Amplitude Sample Rate Conversion Using Neural Nets

Some of the scripts in this repo (eband_*.py, newamp1_train.py) explore the use of Neural Networks (NN) in resampling between rate K and rate L for Codec 2.

Codec 2 models speech as a harmonic series of sine waves, each with it's own frequency, amplitude and phase. The frequencies are approximated as harmonics of the pitch or fundamental frequency. A reasonable model of the phases can be recovered from the amplitudes.

Accurate representation of the sine wave amplitudes {Am} m=1...L is important for good quality speech. The number of amplitudes in each frame L is dependent on the pitch L=P/2, which is time varying between (typically between L=10 and L=80). However for transmission at a fixed bit rate, a fixed number of parameters is desirable.

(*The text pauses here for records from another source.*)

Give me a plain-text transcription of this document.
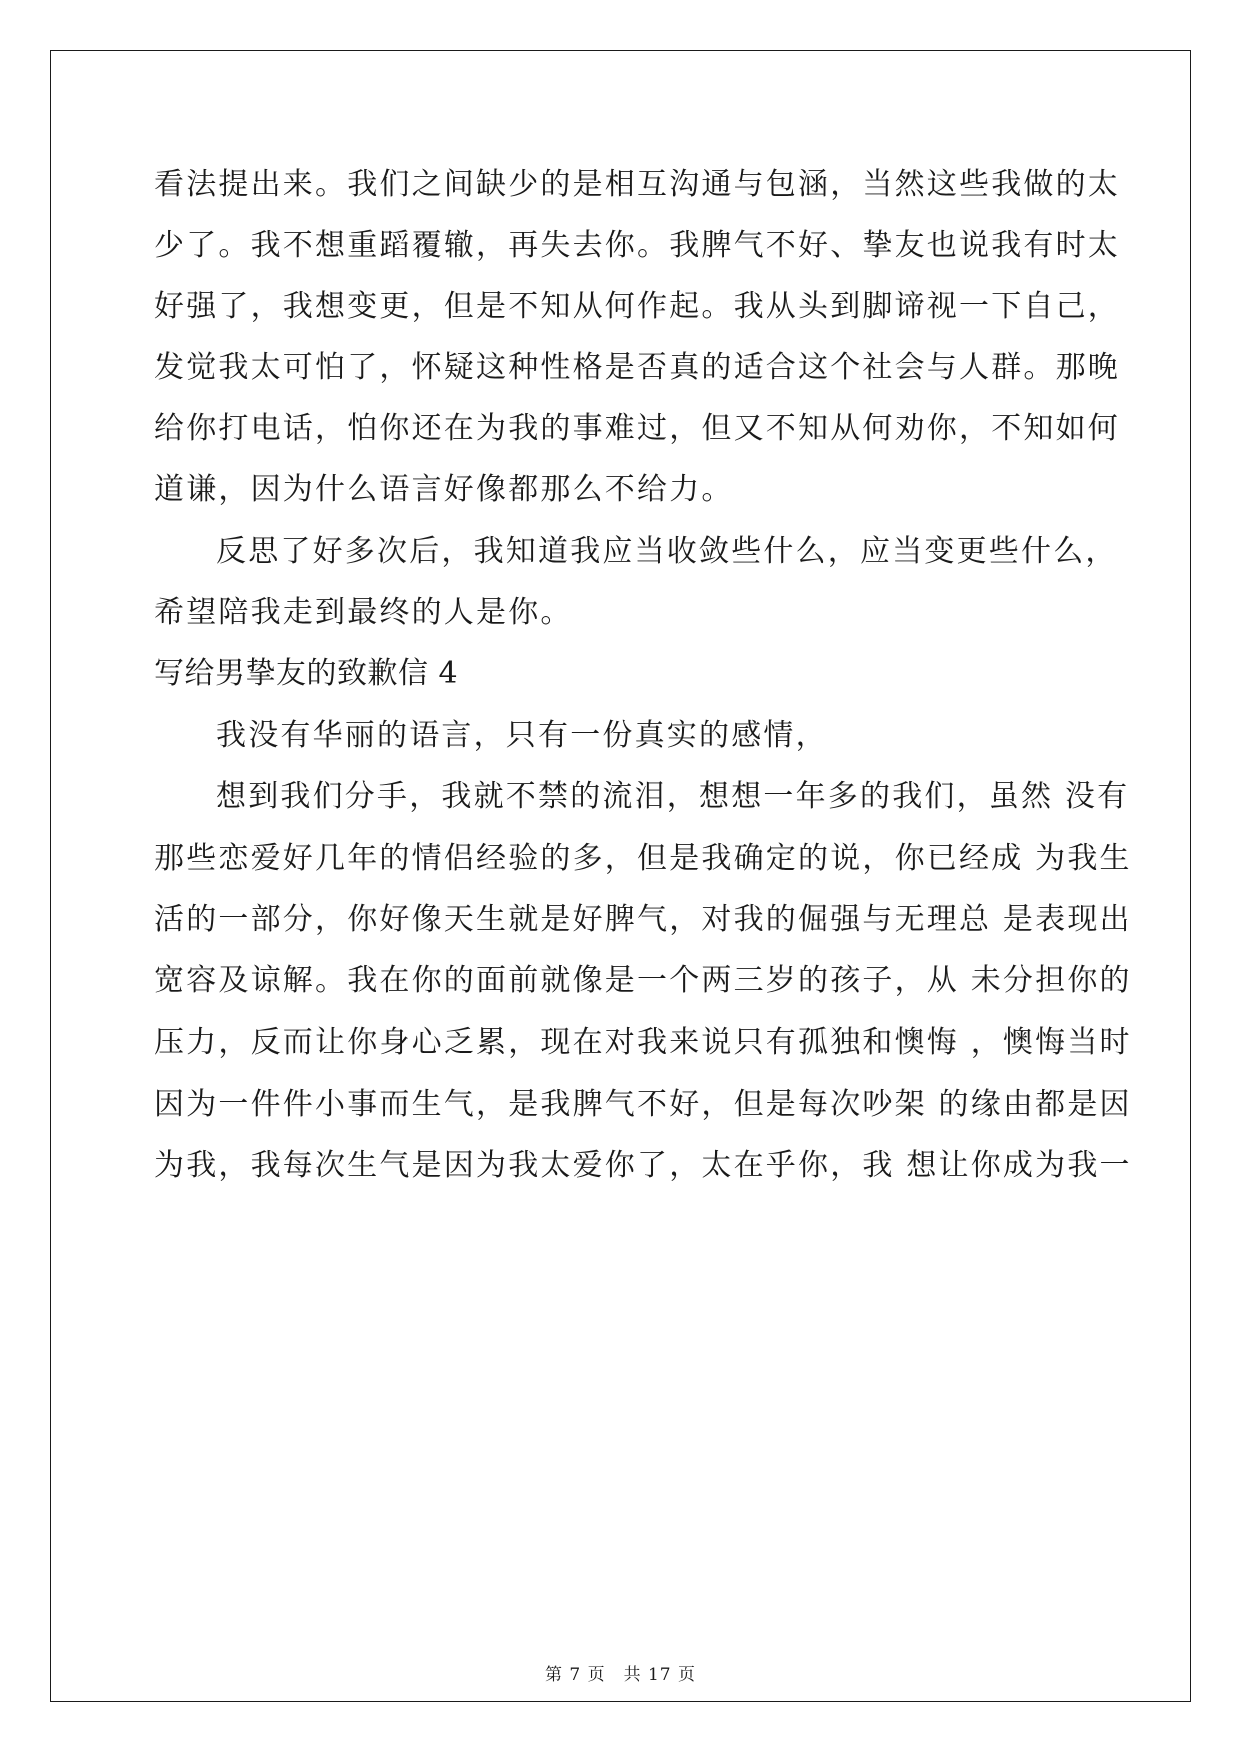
看法提出来。我们之间缺少的是相互沟通与包涵，当然这些我做的太
少了。我不想重蹈覆辙，再失去你。我脾气不好、挚友也说我有时太
好强了，我想变更，但是不知从何作起。我从头到脚谛视一下自己，
发觉我太可怕了，怀疑这种性格是否真的适合这个社会与人群。那晚
给你打电话，怕你还在为我的事难过，但又不知从何劝你，不知如何
道谦，因为什么语言好像都那么不给力。
反思了好多次后，我知道我应当收敛些什么，应当变更些什么，
希望陪我走到最终的人是你。
写给男挚友的致歉信 4
我没有华丽的语言，只有一份真实的感情，
想到我们分手，我就不禁的流泪，想想一年多的我们，虽然 没有
那些恋爱好几年的情侣经验的多，但是我确定的说，你已经成 为我生
活的一部分，你好像天生就是好脾气，对我的倔强与无理总 是表现出
宽容及谅解。我在你的面前就像是一个两三岁的孩子，从 未分担你的
压力，反而让你身心乏累，现在对我来说只有孤独和懊悔 ，懊悔当时
因为一件件小事而生气，是我脾气不好，但是每次吵架 的缘由都是因
为我，我每次生气是因为我太爱你了，太在乎你，我 想让你成为我一
第 7 页　共 17 页
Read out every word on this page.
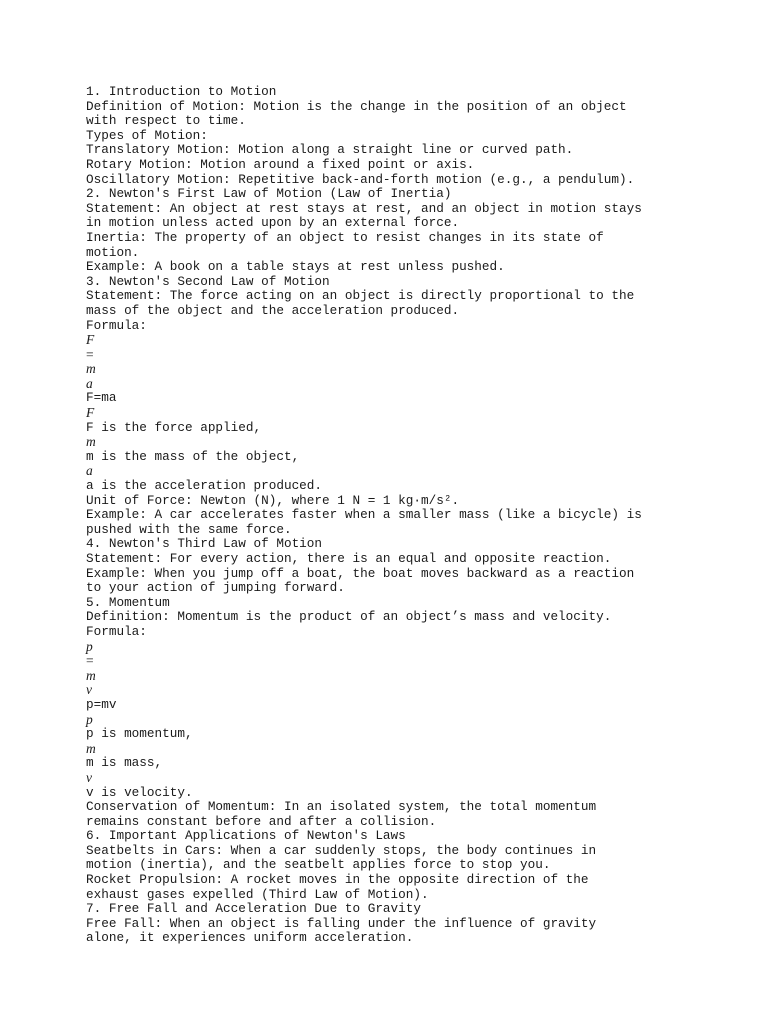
1. Introduction to Motion
Definition of Motion: Motion is the change in the position of an object
with respect to time.
Types of Motion:
Translatory Motion: Motion along a straight line or curved path.
Rotary Motion: Motion around a fixed point or axis.
Oscillatory Motion: Repetitive back-and-forth motion (e.g., a pendulum).
2. Newton's First Law of Motion (Law of Inertia)
Statement: An object at rest stays at rest, and an object in motion stays
in motion unless acted upon by an external force.
Inertia: The property of an object to resist changes in its state of
motion.
Example: A book on a table stays at rest unless pushed.
3. Newton's Second Law of Motion
Statement: The force acting on an object is directly proportional to the
mass of the object and the acceleration produced.
Formula:
F
=
m
a
F=ma
F
F is the force applied,
m
m is the mass of the object,
a
a is the acceleration produced.
Unit of Force: Newton (N), where 1 N = 1 kg·m/s².
Example: A car accelerates faster when a smaller mass (like a bicycle) is
pushed with the same force.
4. Newton's Third Law of Motion
Statement: For every action, there is an equal and opposite reaction.
Example: When you jump off a boat, the boat moves backward as a reaction
to your action of jumping forward.
5. Momentum
Definition: Momentum is the product of an object’s mass and velocity.
Formula:
p
=
m
v
p=mv
p
p is momentum,
m
m is mass,
v
v is velocity.
Conservation of Momentum: In an isolated system, the total momentum
remains constant before and after a collision.
6. Important Applications of Newton's Laws
Seatbelts in Cars: When a car suddenly stops, the body continues in
motion (inertia), and the seatbelt applies force to stop you.
Rocket Propulsion: A rocket moves in the opposite direction of the
exhaust gases expelled (Third Law of Motion).
7. Free Fall and Acceleration Due to Gravity
Free Fall: When an object is falling under the influence of gravity
alone, it experiences uniform acceleration.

In earlier Codec 2 modes such as 3200 down to 1200, the amplitudes were represented using a fixed number of Linear Prediction Coefficients. In more recent modes such as 700C, the amplitudes Am are resampled to a fixed sample rate (K=20), and vector quantised for transmission. At the decoder, the rate K amplitude samples are resampled back to rate L for synthesis. The K=20 vectors use mel spaced sampling so these vectors are similar to the mel-spaced MFCCs used by the NN community.